At least this is what biologists from Kyoto University in Japan believe

Dec 2, 2011 15:51 GMT  ·  By

Translucent chitin isn't exactly something one would assume to exist, especially if people have any idea what chitin is, but there definitely exists, right now, a transparent crab shell.

The reason for the existence of such a thing is because biologists from the university of Kyoto decided to turn a regular crab shell into a transparent one.

An entire dead crab was taken by Muhammad Iftekhar Shams and his team at Kyoto University and treated to a brew of acids and chemicals: hydrochloric acid, sodium hydroxide and ethanol.

This completely emptied the crab of fats, pigments, proteins, lipids and minerals.

After that was done, the crab, or what was left of it, was immersed in an acrylic resin monomer, at which point the process of Polymerisation began.

Since the crab was already transparent when this final step was taken, the monomer molecules reacted together and formed polymer chains.

The end result was, as sci fi as it sounds, a completely transparent crab, or recreation of a crab.

It is the researchers' belief that such a thing can reveal how truly bendable displays may be created.

Also, the same research could shed light on other flat panel displays as well as new solar cells.

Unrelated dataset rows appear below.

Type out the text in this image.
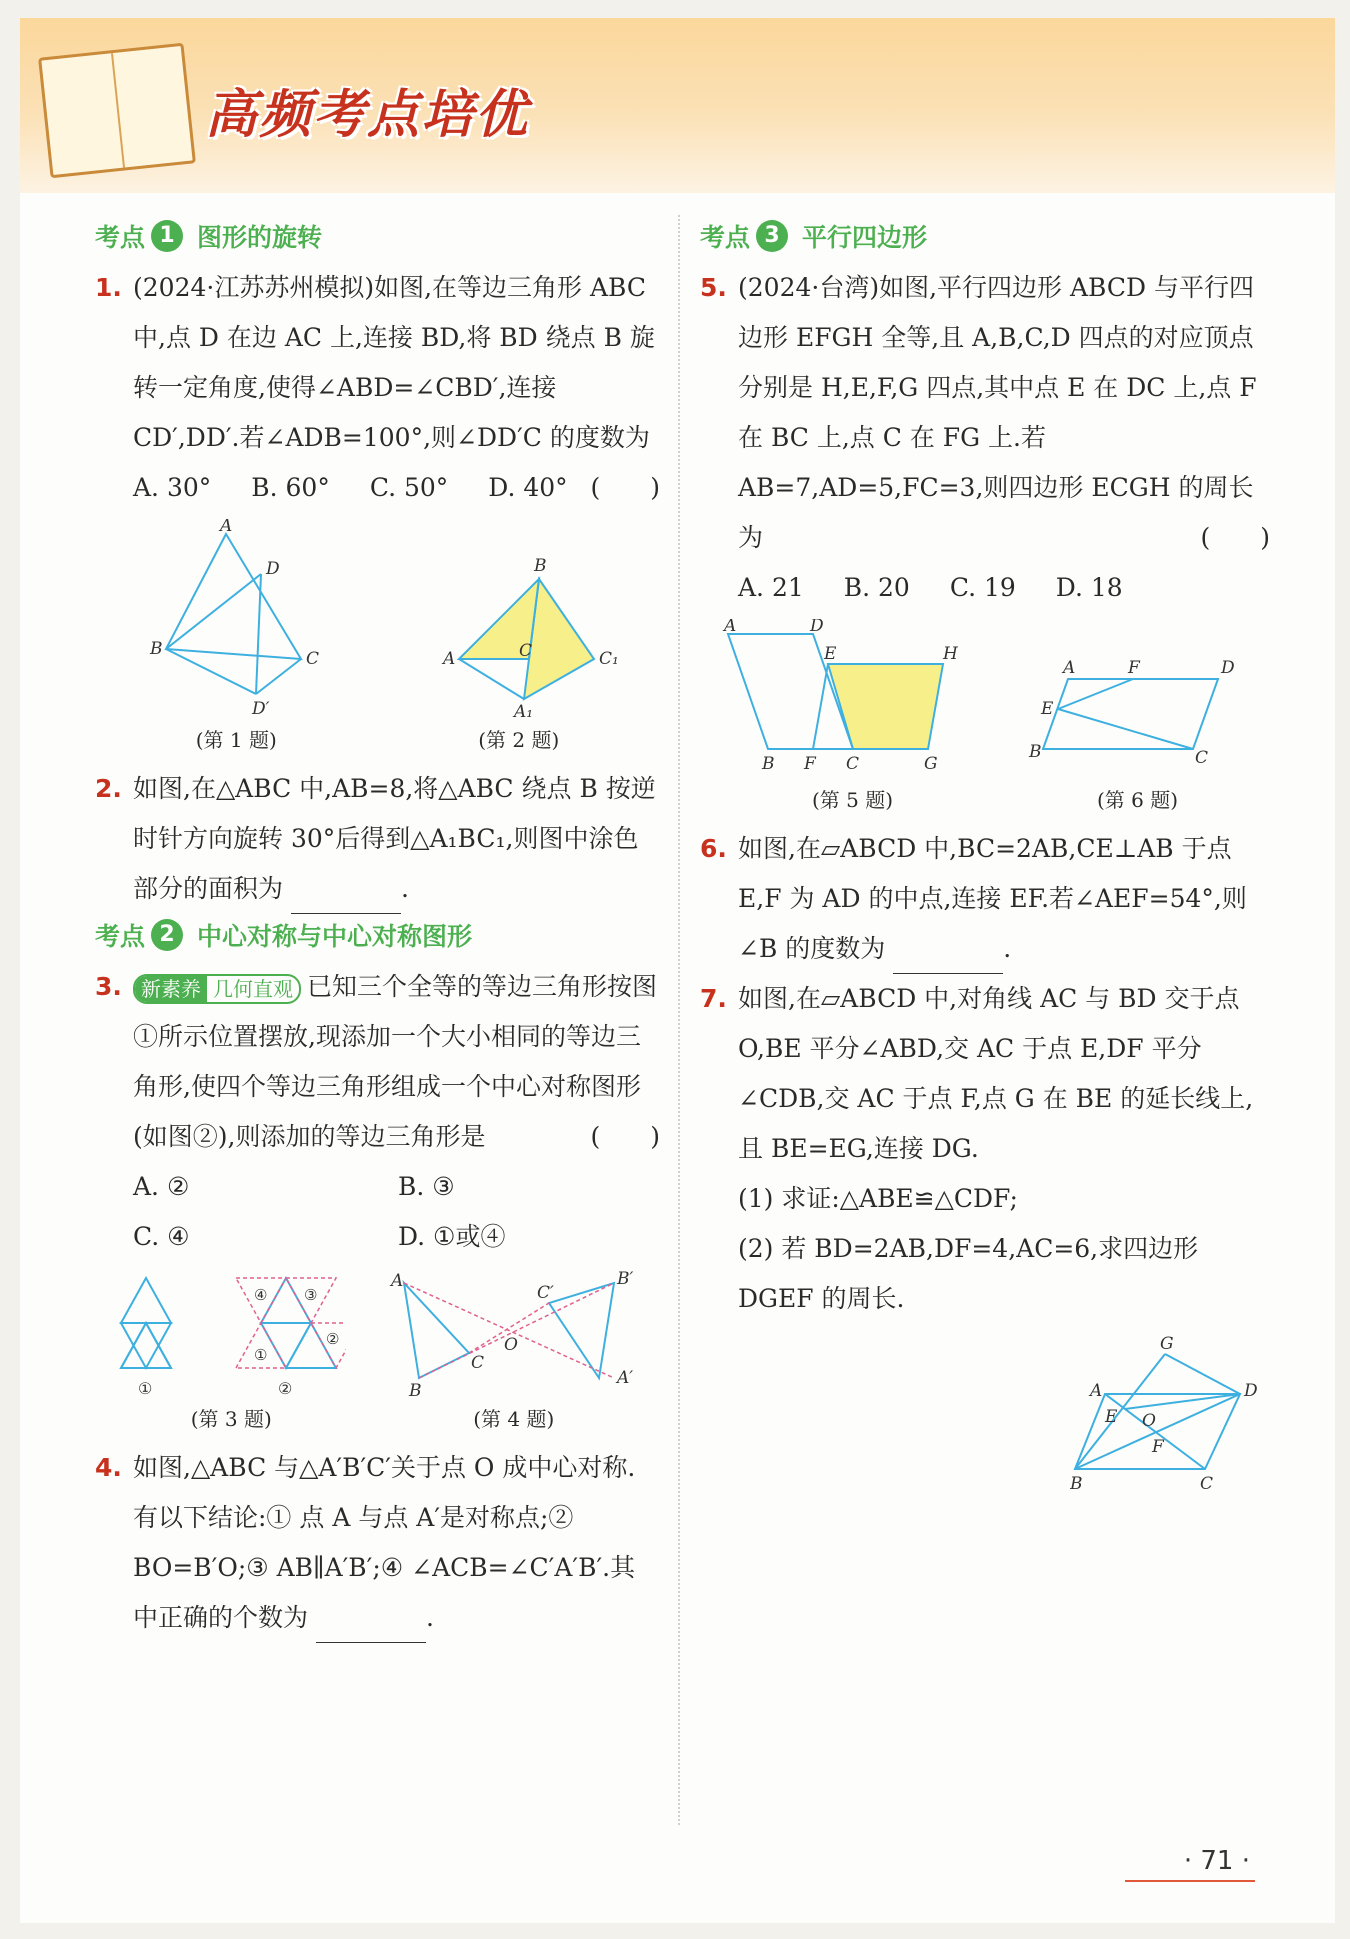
高频考点培优
考点 1 图形的旋转
1. (2024·江苏苏州模拟)如图,在等边三角形 ABC 中,点 D 在边 AC 上,连接 BD,将 BD 绕点 B 旋转一定角度,使得∠ABD=∠CBD′,连接 CD′,DD′.若∠ADB=100°,则∠DD′C 的度数为
(　　)
A. 30° B. 60° C. 50° D. 40°
A
D
B	C
D′
(第 1 题)
B
A	C	C₁
A₁
(第 2 题)
2. 如图,在△ABC 中,AB=8,将△ABC 绕点 B 按逆时针方向旋转 30°后得到△A₁BC₁,则图中涂色部分的面积为	.
考点 2 中心对称与中心对称图形
3. 新素养 几何直观 已知三个全等的等边三角形按图①所示位置摆放,现添加一个大小相同的等边三角形,使四个等边三角形组成一个中心对称图形(如图②),则添加的等边三角形是	(　　)
A. ②	B. ③
C. ④	D. ①或④
④ ③
①
②
①	②
(第 3 题)
A
B
C
O
C′
B′
A′
(第 4 题)
4. 如图,△ABC 与△A′B′C′关于点 O 成中心对称.有以下结论:① 点 A 与点 A′是对称点;② BO=B′O;③ AB∥A′B′;④ ∠ACB=∠C′A′B′.其中正确的个数为	.
考点 3 平行四边形
5. (2024·台湾)如图,平行四边形 ABCD 与平行四边形 EFGH 全等,且 A,B,C,D 四点的对应顶点分别是 H,E,F,G 四点,其中点 E 在 DC 上,点 F 在 BC 上,点 C 在 FG 上.若 AB=7,AD=5,FC=3,则四边形 ECGH 的周长为	(　　)
A. 21 B. 20 C. 19 D. 18
A	D
E	H
B F C	G
(第 5 题)
A	F	D
E
B	C
(第 6 题)
6. 如图,在▱ABCD 中,BC=2AB,CE⊥AB 于点 E,F 为 AD 的中点,连接 EF.若∠AEF=54°,则∠B 的度数为	.
7. 如图,在▱ABCD 中,对角线 AC 与 BD 交于点 O,BE 平分∠ABD,交 AC 于点 E,DF 平分∠CDB,交 AC 于点 F,点 G 在 BE 的延长线上,且 BE=EG,连接 DG.
(1) 求证:△ABE≌△CDF;
(2) 若 BD=2AB,DF=4,AC=6,求四边形 DGEF 的周长.
G
A	D
E O
F
B	C
· 71 ·
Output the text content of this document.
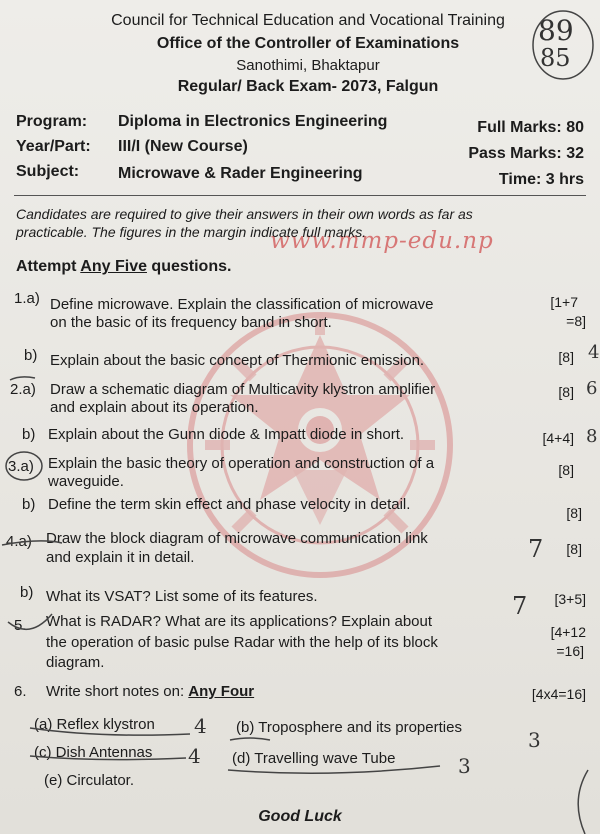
www.mmp-edu.np
Council for Technical Education and Vocational Training
Office of the Controller of Examinations
Sanothimi, Bhaktapur
Regular/ Back Exam- 2073, Falgun
Program: Diploma in Electronics Engineering	Full Marks: 80
Year/Part: III/I (New Course)	Pass Marks: 32
Subject: Microwave & Rader Engineering	Time: 3 hrs
Candidates are required to give their answers in their own words as far as
practicable. The figures in the margin indicate full marks.
Attempt Any Five questions.
1.a) Define microwave. Explain the classification of microwave
on the basic of its frequency band in short.
[1+7
=8]
b) Explain about the basic concept of Thermionic emission.	[8]
2.a) Draw a schematic diagram of Multicavity klystron amplifier
and explain about its operation.
[8]
b) Explain about the Gunn diode & Impatt diode in short.	[4+4]
3.a) Explain the basic theory of operation and construction of a
waveguide.
[8]
b) Define the term skin effect and phase velocity in detail.	[8]
4.a) Draw the block diagram of microwave communication link
and explain it in detail.	[8]
b) What its VSAT? List some of its features.	[3+5]
5. What is RADAR? What are its applications? Explain about
the operation of basic pulse Radar with the help of its block
diagram.
[4+12
=16]
6. Write short notes on: Any Four	[4x4=16]
(a) Reflex klystron	(b) Troposphere and its properties
(c) Dish Antennas	(d) Travelling wave Tube
(e) Circulator.
Good Luck
89
85
4
6
8
7
7
4
3
4	3
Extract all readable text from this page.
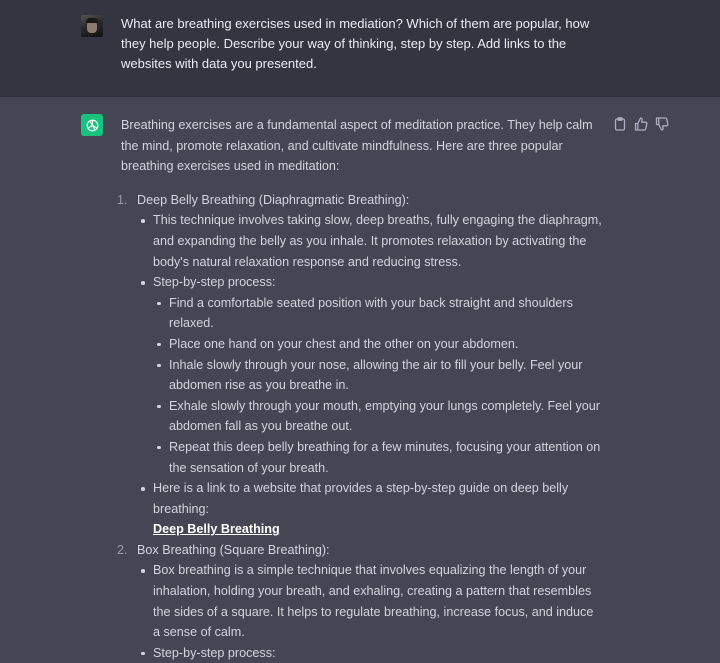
What are breathing exercises used in mediation? Which of them are popular, how they help people. Describe your way of thinking, step by step. Add links to the websites with data you presented.

Breathing exercises are a fundamental aspect of meditation practice. They help calm the mind, promote relaxation, and cultivate mindfulness. Here are three popular breathing exercises used in meditation:

1. Deep Belly Breathing (Diaphragmatic Breathing):
This technique involves taking slow, deep breaths, fully engaging the diaphragm, and expanding the belly as you inhale. It promotes relaxation by activating the body's natural relaxation response and reducing stress.
Step-by-step process:
Find a comfortable seated position with your back straight and shoulders relaxed.
Place one hand on your chest and the other on your abdomen.
Inhale slowly through your nose, allowing the air to fill your belly. Feel your abdomen rise as you breathe in.
Exhale slowly through your mouth, emptying your lungs completely. Feel your abdomen fall as you breathe out.
Repeat this deep belly breathing for a few minutes, focusing your attention on the sensation of your breath.
Here is a link to a website that provides a step-by-step guide on deep belly breathing:
Deep Belly Breathing
2. Box Breathing (Square Breathing):
Box breathing is a simple technique that involves equalizing the length of your inhalation, holding your breath, and exhaling, creating a pattern that resembles the sides of a square. It helps to regulate breathing, increase focus, and induce a sense of calm.
Step-by-step process:
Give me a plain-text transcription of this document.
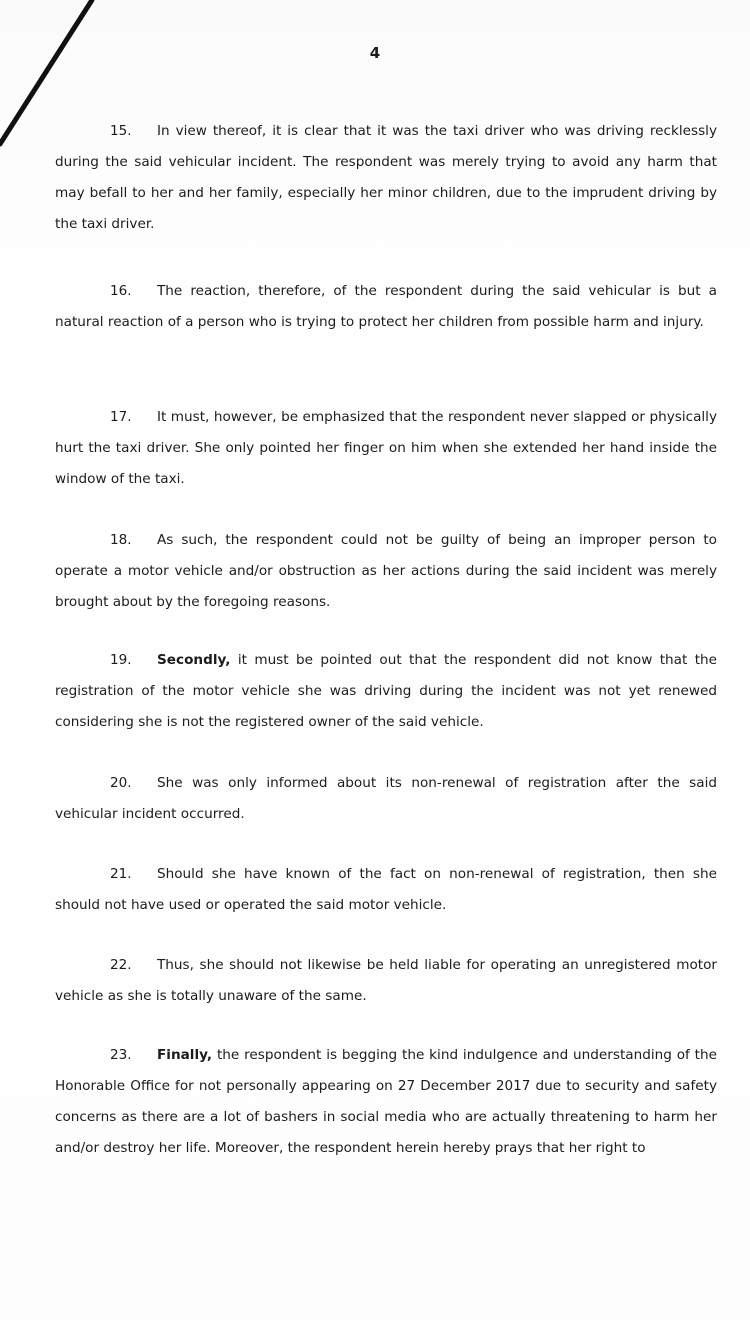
4

15. In view thereof, it is clear that it was the taxi driver who was driving recklessly during the said vehicular incident. The respondent was merely trying to avoid any harm that may befall to her and her family, especially her minor children, due to the imprudent driving by the taxi driver.

16. The reaction, therefore, of the respondent during the said vehicular is but a natural reaction of a person who is trying to protect her children from possible harm and injury.

17. It must, however, be emphasized that the respondent never slapped or physically hurt the taxi driver. She only pointed her finger on him when she extended her hand inside the window of the taxi.

18. As such, the respondent could not be guilty of being an improper person to operate a motor vehicle and/or obstruction as her actions during the said incident was merely brought about by the foregoing reasons.

19. Secondly, it must be pointed out that the respondent did not know that the registration of the motor vehicle she was driving during the incident was not yet renewed considering she is not the registered owner of the said vehicle.

20. She was only informed about its non-renewal of registration after the said vehicular incident occurred.

21. Should she have known of the fact on non-renewal of registration, then she should not have used or operated the said motor vehicle.

22. Thus, she should not likewise be held liable for operating an unregistered motor vehicle as she is totally unaware of the same.

23. Finally, the respondent is begging the kind indulgence and understanding of the Honorable Office for not personally appearing on 27 December 2017 due to security and safety concerns as there are a lot of bashers in social media who are actually threatening to harm her and/or destroy her life. Moreover, the respondent herein hereby prays that her right to
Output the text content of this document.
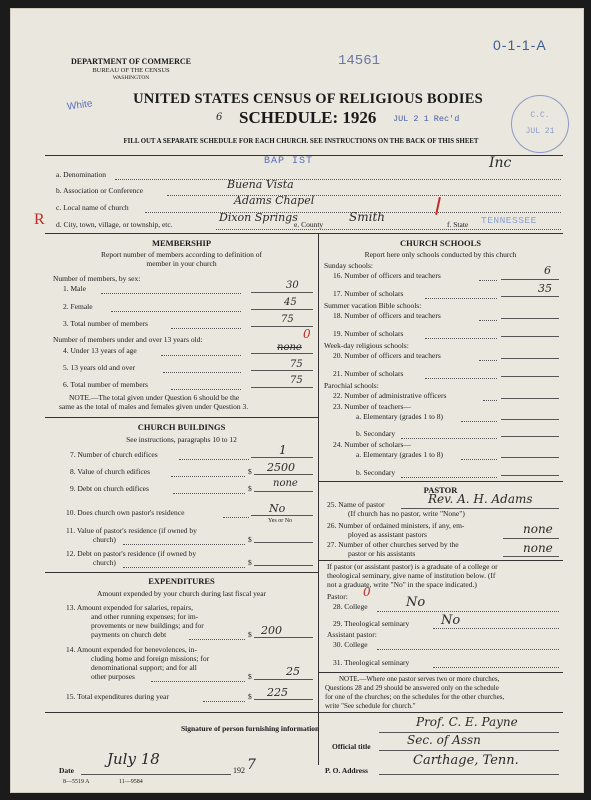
0-1-1-A
DEPARTMENT OF COMMERCE
BUREAU OF THE CENSUS
WASHINGTON
14561
White
6
UNITED STATES CENSUS OF RELIGIOUS BODIES
SCHEDULE: 1926 JUL 2 1 Rec'd	C.C.
JUL 21
FILL OUT A SEPARATE SCHEDULE FOR EACH CHURCH. SEE INSTRUCTIONS ON THE BACK OF THIS SHEET
BAP IST	Inc
a. Denomination
b. Association or Conference	Buena Vista
c. Local name of church
Adams Chapel
R d. City, town, village, or township, etc.
Dixon Springs
e. County
Smith
f. State TENNESSEE
MEMBERSHIP
Report number of members according to definition of
member in your church
Number of members, by sex:
1. Male	30
2. Female	45
3. Total number of members	75
Number of members under and over 13 years old:	0
4. Under 13 years of age	none
5. 13 years old and over	75
6. Total number of members	75
NOTE.—The total given under Question 6 should be the
same as the total of males and females given under Question 3.
CHURCH BUILDINGS
See instructions, paragraphs 10 to 12
7. Number of church edifices	1
8. Value of church edifices	$ 2500
9. Debt on church edifices	$ none
10. Does church own pastor's residence	No
Yes or No
11. Value of pastor's residence (if owned by
church)	$
12. Debt on pastor's residence (if owned by
church)	$
EXPENDITURES
Amount expended by your church during last fiscal year
13. Amount expended for salaries, repairs,
and other running expenses; for im-
provements or new buildings; and for
payments on church debt	$ 200
14. Amount expended for benevolences, in-
cluding home and foreign missions; for
denominational support; and for all
other purposes	$	25
15. Total expenditures during year	$ 225
CHURCH SCHOOLS
Report here only schools conducted by this church
Sunday schools:
16. Number of officers and teachers	6
17. Number of scholars	35
Summer vacation Bible schools:
18. Number of officers and teachers
19. Number of scholars
Week-day religious schools:
20. Number of officers and teachers
21. Number of scholars
Parochial schools:
22. Number of administrative officers
23. Number of teachers—
a. Elementary (grades 1 to 8)
b. Secondary
24. Number of scholars—
a. Elementary (grades 1 to 8)
b. Secondary
PASTOR
25. Name of pastor
(If church has no pastor, write "None")
Rev. A. H. Adams
26. Number of ordained ministers, if any, em-
ployed as assistant pastors	none
27. Number of other churches served by the
pastor or his assistants	none
If pastor (or assistant pastor) is a graduate of a college or
theological seminary, give name of institution below. (If
not a graduate, write "No" in the space indicated.)
Pastor: 0
28. College	No
29. Theological seminary No
Assistant pastor:
30. College
31. Theological seminary
NOTE.—Where one pastor serves two or more churches,
Questions 28 and 29 should be answered only on the schedule
for one of the churches; on the schedules for the other churches,
write "See schedule for church."
Signature of person furnishing information	Prof. C. E. Payne
Official title	Sec. of Assn
Date
July 18
192 7	P. O. Address
Carthage, Tenn.
8—5519 A	11—9584
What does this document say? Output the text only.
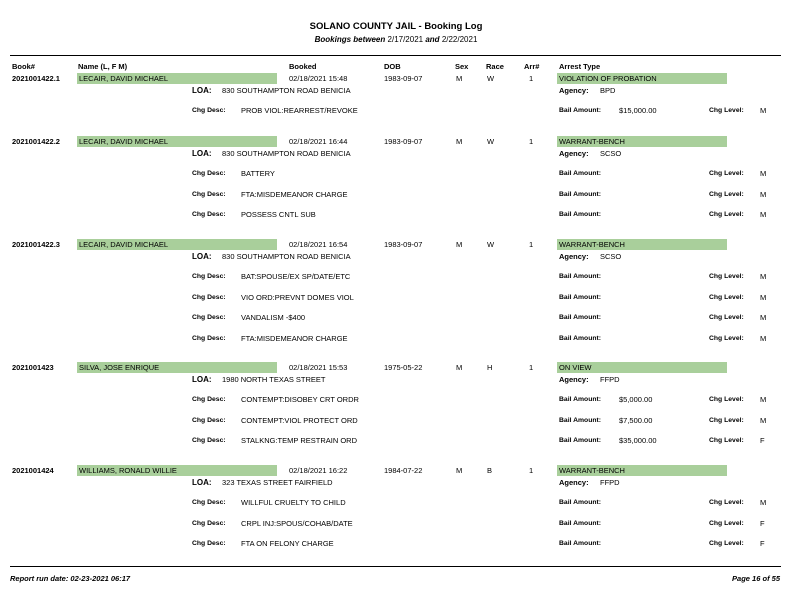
SOLANO COUNTY JAIL - Booking Log
Bookings between 2/17/2021 and 2/22/2021
Book#	Name (L, F M)	Booked	DOB	Sex Race	Arr#	Arrest Type
2021001422.1	LECAIR, DAVID MICHAEL	02/18/2021 15:48	1983-09-07	M	W	1	VIOLATION OF PROBATION
LOA: 830 SOUTHAMPTON ROAD BENICIA	Agency: BPD
Chg Desc: PROB VIOL:REARREST/REVOKE	Bail Amount: $15,000.00	Chg Level: M
2021001422.2	LECAIR, DAVID MICHAEL	02/18/2021 16:44	1983-09-07	M	W	1	WARRANT-BENCH
LOA: 830 SOUTHAMPTON ROAD BENICIA	Agency: SCSO
Chg Desc: BATTERY	Bail Amount:	Chg Level: M
Chg Desc: FTA:MISDEMEANOR CHARGE	Bail Amount:	Chg Level: M
Chg Desc: POSSESS CNTL SUB	Bail Amount:	Chg Level: M
2021001422.3	LECAIR, DAVID MICHAEL	02/18/2021 16:54	1983-09-07	M	W	1	WARRANT-BENCH
LOA: 830 SOUTHAMPTON ROAD BENICIA	Agency: SCSO
Chg Desc: BAT:SPOUSE/EX SP/DATE/ETC	Bail Amount:	Chg Level: M
Chg Desc: VIO ORD:PREVNT DOMES VIOL	Bail Amount:	Chg Level: M
Chg Desc: VANDALISM -$400	Bail Amount:	Chg Level: M
Chg Desc: FTA:MISDEMEANOR CHARGE	Bail Amount:	Chg Level: M
2021001423	SILVA, JOSE ENRIQUE	02/18/2021 15:53	1975-05-22	M	H	1	ON VIEW
LOA: 1980 NORTH TEXAS STREET	Agency: FFPD
Chg Desc: CONTEMPT:DISOBEY CRT ORDR	Bail Amount: $5,000.00	Chg Level: M
Chg Desc: CONTEMPT:VIOL PROTECT ORD	Bail Amount: $7,500.00	Chg Level: M
Chg Desc: STALKNG:TEMP RESTRAIN ORD	Bail Amount: $35,000.00	Chg Level: F
2021001424	WILLIAMS, RONALD WILLIE	02/18/2021 16:22	1984-07-22	M	B	1	WARRANT-BENCH
LOA: 323 TEXAS STREET FAIRFIELD	Agency: FFPD
Chg Desc: WILLFUL CRUELTY TO CHILD	Bail Amount:	Chg Level: M
Chg Desc: CRPL INJ:SPOUS/COHAB/DATE	Bail Amount:	Chg Level: F
Chg Desc: FTA ON FELONY CHARGE	Bail Amount:	Chg Level: F
Report run date: 02-23-2021 06:17	Page 16 of 55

"This class of materials is an interesting candidate for transparent substrates in next-generation electronic devices such as flexible displays and solar cells," the team stated in the paper's abstract—published by the Royal Society of Chemistry and located here.

The primary asset of the material is that, when heated up, it doesn't lose its stability or expand, being ten times more resistant to heat than glass-fiber epoxies.

This, along with the high light transmittance, is what makes it such a promising candidate for solar cells and bendable panels molded into shapes.

Hopefully, if this takes off, there won't be too much conflict with nature activists. Chitin is abundant in nature, produced by insects, mollusk radulas, arthropod exoskeletons, fungi cell walls and cephalopod beaks, not just crabs.